После похорон я предложил ей переехать к нам, думая, что она охотно расстанется с фермой, устав от долгих лет бесплодной борьбы. Но я не принял в расчет ее упорства. Вначале она ответила довольно уклончиво.

— Дай мне немного прийти в себя, — сказала она. — Думаю, я справлюсь.

Я оставил ее в покое, полагая, что речь идет о нескольких месяцах. Но она все упрямилась и упрямилась, и наконец я понял, что одинокая жизнь на ферме стала для нее необходима.

В общем, мать расцвела.

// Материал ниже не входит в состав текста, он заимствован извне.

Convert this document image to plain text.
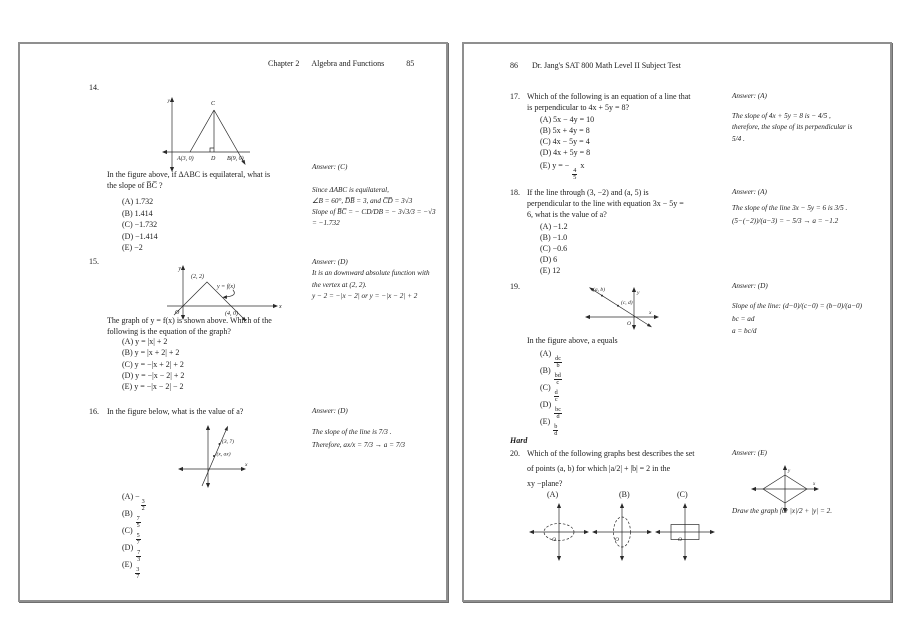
Chapter 2 Algebra and Functions	85
14.
y	C
A(3, 0)	D B(9, 0)
In the figure above, if ΔABC is equilateral, what is
the slope of B̅C̅ ?
(A) 1.732
(B) 1.414
(C) −1.732
(D) −1.414
(E) −2
Answer: (C)
Since ΔABC is equilateral,
∠B = 60°, D̅B̅ = 3, and C̅D̅ = 3√3
Slope of B̅C̅ = − CD/DB = − 3√3/3 = −√3
= −1.732
15.
y
(2, 2)
y = f(x)
O	(4, 0)
x
The graph of y = f(x) is shown above. Which of the
following is the equation of the graph?
(A) y = |x| + 2
(B) y = |x + 2| + 2
(C) y = −|x + 2| + 2
(D) y = −|x − 2| + 2
(E) y = −|x − 2| − 2
Answer: (D)
It is an downward absolute function with
the vertex at (2, 2).
y − 2 = −|x − 2| or y = −|x − 2| + 2
16. In the figure below, what is the value of a?
(3, 7)
(x, ax)
x
(A) −
$\frac{3}{2}$
(B)
$\frac{7}{5}$
(C)
$\frac{5}{7}$
(D)
$\frac{7}{3}$
(E)
$\frac{3}{7}$
Answer: (D)
The slope of the line is 7/3 .
Therefore, ax/x = 7/3 → a = 7/3
86 Dr. Jang's SAT 800 Math Level II Subject Test
17. Which of the following is an equation of a line that
is perpendicular to 4x + 5y = 8?
(A) 5x − 4y = 10
(B) 5x + 4y = 8
(C) 4x − 5y = 4
(D) 4x + 5y = 8
(E) y = −
$\frac{4}{5}$
x
Answer: (A)
The slope of 4x + 5y = 8 is − 4/5 ,
therefore, the slope of its perpendicular is
5/4 .
18. If the line through (3, −2) and (a, 5) is
perpendicular to the line with equation 3x − 5y =
6, what is the value of a?
(A) −1.2
(B) −1.0
(C) −0.6
(D) 6
(E) 12
Answer: (A)
The slope of the line 3x − 5y = 6 is 3/5 .
(5−(−2))/(a−3) = − 5/3 → a = −1.2
19.	(a, b)
(c, d)
y
x
O
In the figure above, a equals
(A)
$\frac{dc}{b}$
(B)
$\frac{bd}{c}$
(C)
$\frac{d}{c}$
(D)
$\frac{bc}{d}$
(E)
$\frac{b}{d}$
Answer: (D)
Slope of the line: (d−0)/(c−0) = (b−0)/(a−0)
bc = ad
a = bc/d
Hard
20. Which of the following graphs best describes the set
of points (a, b) for which |a/2| + |b| = 2 in the
xy −plane?
(A)	(B)	(C)
O	O	O
Answer: (E)
y
x
Draw the graph for |x|/2 + |y| = 2.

Мать, но не ферма. Дела на ферме уже много лет шли все хуже и хуже, и несколько раз мне приходилось вкладывать значительную сумму, чтобы избежать разорения. Малоприятная обязанность, тем более что мать сама ни о чем не просила. Пока был жив отец, она всегда обращалась ко мне, если требовалась помощь. («Ты не думай, сынок, ему вовсе не стыдно попросить у тебя. Просто он сам не понимает, когда и что нужно».) Теперь же, во время засухи, помощь была особенно нужна, но она ни разу не заикнулась об этом. Если бы я сам время от времени не интересовался, как обстоят дела, бог весть что с нею было бы.

Как-то раз в субботу на ферме случилось происшествие, едва не закончившееся трагически (я узнал об этом лишь несколько месяцев спустя, и то случайно): все работники напились и не вышли на работу. Но вместо того, чтобы смириться с неизбежным, как поступил бы на ее месте едва ли не каждый, мать взяла из конюшни плеть и направилась к хижинам, на полмили вверх по склону холма. Придя туда, она принялась хлестать всех, кто подвернулся ей под руку. Один из работников ухватился за плеть и вырвал ее у матери. Затем потянулся к ножу. Внезапно вокруг наступила мертвая тишина, даже женщины в хижинах перестали выть и орать. Он подошел ближе.